At the end of his residency, he had to give three performance of the original dance that he’d created during his days at Pavillon Noir. His ‘Journey into the Future’ was well received. But he’d been inspired by Angelin’s ‘Ballet Preljocaj’ and now wanted to start his own company based on his Maasai dance roots.
His Maasai Vocal Group tours were a big success. But as they weren’t full-time, when he wasn’t touring with them, he went back to France where a friend invited him to perform at the newly-renovated castle in the South of France owned by the French philosopher Pierre Teilhard du Chardin.
“That is where I met both the French Minster of Culture Jack Lang and Pierre Chardin. That was in 2014 when I performed ‘The Traditional Future’,” says Fernando.
Both men were impressed with this Kenyan who was already in his thirties but still looked 22. “Jack Lang invited me to perform my dance at the Museum of African Art (Musee de Quai Branly) at its Claude Levi-Strauss Theatre,” he says, remembering what a huge honor that was.
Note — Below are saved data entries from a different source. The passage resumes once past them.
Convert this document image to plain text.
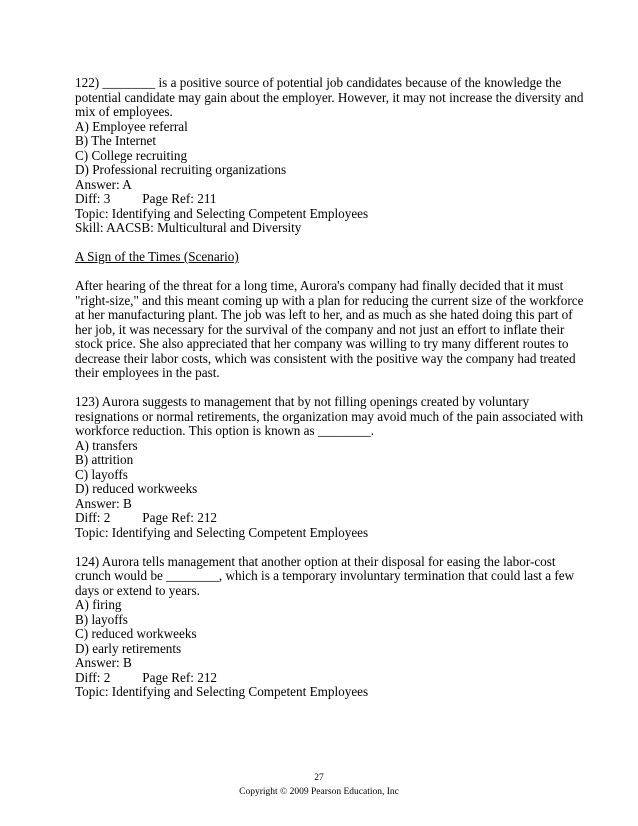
122) ________ is a positive source of potential job candidates because of the knowledge the
potential candidate may gain about the employer. However, it may not increase the diversity and
mix of employees.
A) Employee referral
B) The Internet
C) College recruiting
D) Professional recruiting organizations
Answer: A
Diff: 3 Page Ref: 211
Topic: Identifying and Selecting Competent Employees
Skill: AACSB: Multicultural and Diversity
A Sign of the Times (Scenario)
After hearing of the threat for a long time, Aurora's company had finally decided that it must
"right-size," and this meant coming up with a plan for reducing the current size of the workforce
at her manufacturing plant. The job was left to her, and as much as she hated doing this part of
her job, it was necessary for the survival of the company and not just an effort to inflate their
stock price. She also appreciated that her company was willing to try many different routes to
decrease their labor costs, which was consistent with the positive way the company had treated
their employees in the past.
123) Aurora suggests to management that by not filling openings created by voluntary
resignations or normal retirements, the organization may avoid much of the pain associated with
workforce reduction. This option is known as ________.
A) transfers
B) attrition
C) layoffs
D) reduced workweeks
Answer: B
Diff: 2 Page Ref: 212
Topic: Identifying and Selecting Competent Employees
124) Aurora tells management that another option at their disposal for easing the labor-cost
crunch would be ________, which is a temporary involuntary termination that could last a few
days or extend to years.
A) firing
B) layoffs
C) reduced workweeks
D) early retirements
Answer: B
Diff: 2 Page Ref: 212
Topic: Identifying and Selecting Competent Employees
27
Copyright © 2009 Pearson Education, Inc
But as he had already met with Chardin and proposed that he be given a residency at the great philosopher’s magnificent ‘Espace Pierre Carden’ also known as ‘Theatre de la ville de Paris’, he proceeded straight to Paris.
That residency lasted two months after which Fernando felt confident to give solo performances across Europe (in France, Sweden and Iceland) as well as in Costa Rico in Central America and Japan.

Coincidentally, he was contacted by an Irish filmmaker named Steve Woods who found him online and wanted to make movies with him. “The first one that we made was a short film called ‘Keeping Time’ and the current one is a documentary that he is now making called ‘The Making of ‘Maasai Footsteps’,” says Fernando.
Woods was there and filming while he was auditioning Maasai morans in Maasai Mara, Amboseli and Magadi. He had already left for Ireland when Fernando reunited Rare Watts and his Maasai Vocal Dance group to perform at African Heritage House for the African Twilight Gala last March.
But Woods will be there Saturday night when Fernando’s ‘Maasai Footsteps’ premieres at Alliance Francaise. It’s a performance you won’t want to miss.